The Bristol Glider was an early British two-seat biplane glider designed in 1910s by George Challenger and built by the British & Colonial Aeroplane Company at Filton Aerodrome, Bristol.

Challenger was chief engineer of the British & Colonial Aeroplane Company and he designed the glider for Sir George White the company founder. White had the glider built to present to the Bristol and West of England Aero Club after he had been elected president of the club in October 1910.

Challenger had previously designed the Bristol Boxkite, strongly influenced by Henri Farman's aircraft, and the Glider followed the same layout. It had a foreplane well ahead of the wings, mounted on wire-braced wooden booms, which also carried the undercarriage of a pair of long skids carrying small wheels.
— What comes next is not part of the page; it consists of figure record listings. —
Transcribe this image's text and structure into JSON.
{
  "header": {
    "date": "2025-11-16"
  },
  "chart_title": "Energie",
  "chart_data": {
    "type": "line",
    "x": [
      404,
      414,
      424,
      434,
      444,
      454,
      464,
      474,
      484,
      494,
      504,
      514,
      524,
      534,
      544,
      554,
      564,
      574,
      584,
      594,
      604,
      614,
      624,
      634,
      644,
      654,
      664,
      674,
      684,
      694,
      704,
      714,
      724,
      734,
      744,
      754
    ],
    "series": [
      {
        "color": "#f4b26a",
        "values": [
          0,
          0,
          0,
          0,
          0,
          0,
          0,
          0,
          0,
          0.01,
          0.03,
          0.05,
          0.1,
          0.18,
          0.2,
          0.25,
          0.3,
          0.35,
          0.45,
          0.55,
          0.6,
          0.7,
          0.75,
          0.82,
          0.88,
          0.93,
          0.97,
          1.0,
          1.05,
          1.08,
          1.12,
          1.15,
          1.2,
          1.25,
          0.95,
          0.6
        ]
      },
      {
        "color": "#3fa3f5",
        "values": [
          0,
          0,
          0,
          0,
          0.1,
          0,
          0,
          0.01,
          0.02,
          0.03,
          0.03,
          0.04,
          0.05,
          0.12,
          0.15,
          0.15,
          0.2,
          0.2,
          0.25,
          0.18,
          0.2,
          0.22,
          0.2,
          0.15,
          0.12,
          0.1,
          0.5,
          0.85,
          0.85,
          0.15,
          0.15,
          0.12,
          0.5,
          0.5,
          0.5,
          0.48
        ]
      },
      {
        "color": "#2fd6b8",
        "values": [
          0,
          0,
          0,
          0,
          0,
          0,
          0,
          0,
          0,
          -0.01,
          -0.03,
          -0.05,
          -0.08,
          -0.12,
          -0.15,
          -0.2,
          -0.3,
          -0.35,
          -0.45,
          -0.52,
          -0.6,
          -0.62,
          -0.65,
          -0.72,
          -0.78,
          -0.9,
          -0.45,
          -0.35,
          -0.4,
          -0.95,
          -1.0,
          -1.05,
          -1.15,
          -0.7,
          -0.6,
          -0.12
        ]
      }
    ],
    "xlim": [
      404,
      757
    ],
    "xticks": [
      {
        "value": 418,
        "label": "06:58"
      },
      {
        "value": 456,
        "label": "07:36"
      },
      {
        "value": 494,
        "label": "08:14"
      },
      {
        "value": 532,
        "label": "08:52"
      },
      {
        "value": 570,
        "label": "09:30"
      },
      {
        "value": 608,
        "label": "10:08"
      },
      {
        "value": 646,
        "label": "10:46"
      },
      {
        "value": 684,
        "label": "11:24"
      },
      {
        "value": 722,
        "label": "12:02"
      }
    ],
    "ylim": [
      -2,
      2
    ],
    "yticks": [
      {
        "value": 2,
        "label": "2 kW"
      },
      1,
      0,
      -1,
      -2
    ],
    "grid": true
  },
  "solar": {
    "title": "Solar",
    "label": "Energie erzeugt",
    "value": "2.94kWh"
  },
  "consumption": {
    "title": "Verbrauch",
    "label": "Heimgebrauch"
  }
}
Four booms, tapering together in elevation, carried a single tailplane rather than the pair used by the Boxkite. The foreplane and tailplane moved together to control pitch. A small pair of rudders was mounted between the booms near the tail. Lateral control was by ailerons fitted on the upper wing.

The Glider first flew from the landing ground at Keynsham on 17 December 1910, piloted by Challenger. It was hand-towed into the air and retrieved uphill using a two-wheel dolly. It was damaged in February 1911 and repaired but a more serious accident on 4 September 1911 cost £30 to repair. The Glider survived until 1912 but the final fate is not known. The Glider had been designed to have a 30 hp engine fitted but this was never installed.